Type 'help;' or '\h' for help. Type '\c' to clear the current input statement.
Directly after logging in as an administrative user (root), you can create new databases or display existing databases.
List all Databases
If you have a freshly installed system with a new MySQL or MariaDB instance, then probably not all too many databases exist. First of all, let MySQL or MariaDB show you all existing databases with the command ‘SHOW DATABASES;’. Make sure you have the command in your SQL console with the semicolon; at the end.
mysql> SHOW DATABASES;
+--------------------+| Database |+--------------------+ | information_schema | | mysql | | performance_schema | +--------------------+ 3 rows in set (0.00 sec) mysql>
As you see, my server is boring and empty.
Create a MySQL or MariaDB database
Creating a new database under MySQL or MariaDB is just as easy as listing the existing databases. Just use the SQL command ‘CREATE DATABASE <name>;’ to create a Database with the name <name>.

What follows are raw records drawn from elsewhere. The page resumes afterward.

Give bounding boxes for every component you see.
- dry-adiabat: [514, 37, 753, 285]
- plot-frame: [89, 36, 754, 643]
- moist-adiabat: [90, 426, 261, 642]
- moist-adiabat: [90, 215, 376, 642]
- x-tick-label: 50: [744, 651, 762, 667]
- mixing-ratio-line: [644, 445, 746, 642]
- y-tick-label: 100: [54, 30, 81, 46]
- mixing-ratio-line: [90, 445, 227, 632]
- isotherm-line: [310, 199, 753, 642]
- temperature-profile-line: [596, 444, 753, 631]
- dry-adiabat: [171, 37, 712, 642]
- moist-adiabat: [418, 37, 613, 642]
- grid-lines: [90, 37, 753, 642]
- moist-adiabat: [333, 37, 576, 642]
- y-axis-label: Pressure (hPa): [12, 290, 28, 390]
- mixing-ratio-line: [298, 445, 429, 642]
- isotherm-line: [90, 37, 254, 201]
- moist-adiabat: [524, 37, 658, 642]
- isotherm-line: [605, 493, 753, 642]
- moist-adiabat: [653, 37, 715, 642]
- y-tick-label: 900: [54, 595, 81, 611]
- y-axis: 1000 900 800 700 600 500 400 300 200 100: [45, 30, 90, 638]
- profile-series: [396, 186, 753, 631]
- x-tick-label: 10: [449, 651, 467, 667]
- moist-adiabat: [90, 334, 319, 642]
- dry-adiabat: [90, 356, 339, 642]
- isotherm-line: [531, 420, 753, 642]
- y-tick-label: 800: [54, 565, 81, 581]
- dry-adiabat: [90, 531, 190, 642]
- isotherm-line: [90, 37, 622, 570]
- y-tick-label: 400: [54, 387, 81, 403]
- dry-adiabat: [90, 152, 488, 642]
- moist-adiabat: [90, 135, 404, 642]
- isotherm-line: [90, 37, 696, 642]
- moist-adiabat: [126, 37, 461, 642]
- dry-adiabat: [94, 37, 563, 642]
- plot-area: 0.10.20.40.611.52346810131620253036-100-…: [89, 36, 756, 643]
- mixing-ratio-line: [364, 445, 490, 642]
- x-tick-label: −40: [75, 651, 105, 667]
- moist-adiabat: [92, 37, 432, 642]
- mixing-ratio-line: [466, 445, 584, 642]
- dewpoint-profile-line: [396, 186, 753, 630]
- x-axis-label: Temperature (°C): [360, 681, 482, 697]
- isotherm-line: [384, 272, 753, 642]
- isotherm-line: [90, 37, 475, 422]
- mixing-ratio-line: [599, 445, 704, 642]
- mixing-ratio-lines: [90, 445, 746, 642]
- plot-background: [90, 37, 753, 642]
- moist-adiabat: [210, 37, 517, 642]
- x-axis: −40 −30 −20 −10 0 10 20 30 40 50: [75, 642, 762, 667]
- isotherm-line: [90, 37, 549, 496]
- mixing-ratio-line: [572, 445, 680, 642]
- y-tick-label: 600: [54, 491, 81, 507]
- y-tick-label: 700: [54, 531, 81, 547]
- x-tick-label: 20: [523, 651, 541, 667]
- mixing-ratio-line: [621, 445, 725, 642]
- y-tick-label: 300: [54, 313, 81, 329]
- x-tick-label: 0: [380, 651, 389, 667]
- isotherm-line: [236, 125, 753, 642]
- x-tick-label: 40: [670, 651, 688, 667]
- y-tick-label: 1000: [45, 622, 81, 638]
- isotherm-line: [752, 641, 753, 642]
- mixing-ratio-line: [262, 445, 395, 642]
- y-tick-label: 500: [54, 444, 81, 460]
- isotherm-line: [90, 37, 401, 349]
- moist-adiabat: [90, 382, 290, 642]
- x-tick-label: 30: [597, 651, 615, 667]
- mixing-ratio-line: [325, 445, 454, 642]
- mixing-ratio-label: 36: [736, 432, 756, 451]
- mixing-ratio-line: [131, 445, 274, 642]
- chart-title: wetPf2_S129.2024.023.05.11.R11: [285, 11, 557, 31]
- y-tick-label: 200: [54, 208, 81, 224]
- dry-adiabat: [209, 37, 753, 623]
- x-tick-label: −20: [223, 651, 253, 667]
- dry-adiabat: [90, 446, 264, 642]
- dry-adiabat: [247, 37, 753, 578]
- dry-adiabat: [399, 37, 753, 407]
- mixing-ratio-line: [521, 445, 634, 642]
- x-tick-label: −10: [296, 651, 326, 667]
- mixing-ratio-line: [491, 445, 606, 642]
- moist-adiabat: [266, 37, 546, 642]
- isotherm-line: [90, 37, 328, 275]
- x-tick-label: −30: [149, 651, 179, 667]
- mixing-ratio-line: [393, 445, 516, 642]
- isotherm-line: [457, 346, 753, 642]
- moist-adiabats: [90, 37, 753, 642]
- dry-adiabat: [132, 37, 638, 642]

mysql> CREATE DATABASE blog;
Query OK, 1 row affected (0.00 sec)
If everything went well, you just created a database called blog. If you now list all your databases again, you can find the newly created database in the output:
mysql> SHOW DATABASES; +--------------------+ | Database | +--------------------+ | information_schema | | blog | | mysql | | performance_schema | +--------------------+ 4 rows in set (0.00 sec) mysql>
Deleting a MySQL or MariaDB database
If you delete a database directly with the command line tool, be sure to delete the correct one. Once the database is deleted, there is normally no going back.
First list all databases on your server. Use the command ‘SHOW DATABASES;’ in the mysql-console like in the example above.
Now copy the name of the database you want to delete.
To do delete a database you need the command ‘DROP DATABASE’. The syntax is similar to creating a database. ‘DROP DATABASE <name>;’, where <name> is the name of the database you want to delete.
An example could look like this:
mysql> DROP DATABASE blog; Query OK, 0 rows affected (0.01 sec) mysql>
The mysql-console is not very helpful here. If everything went correctly it will show you a simple “OK”.
Use the command ‘SHOW DATABASES;’ to double check the database was deleted.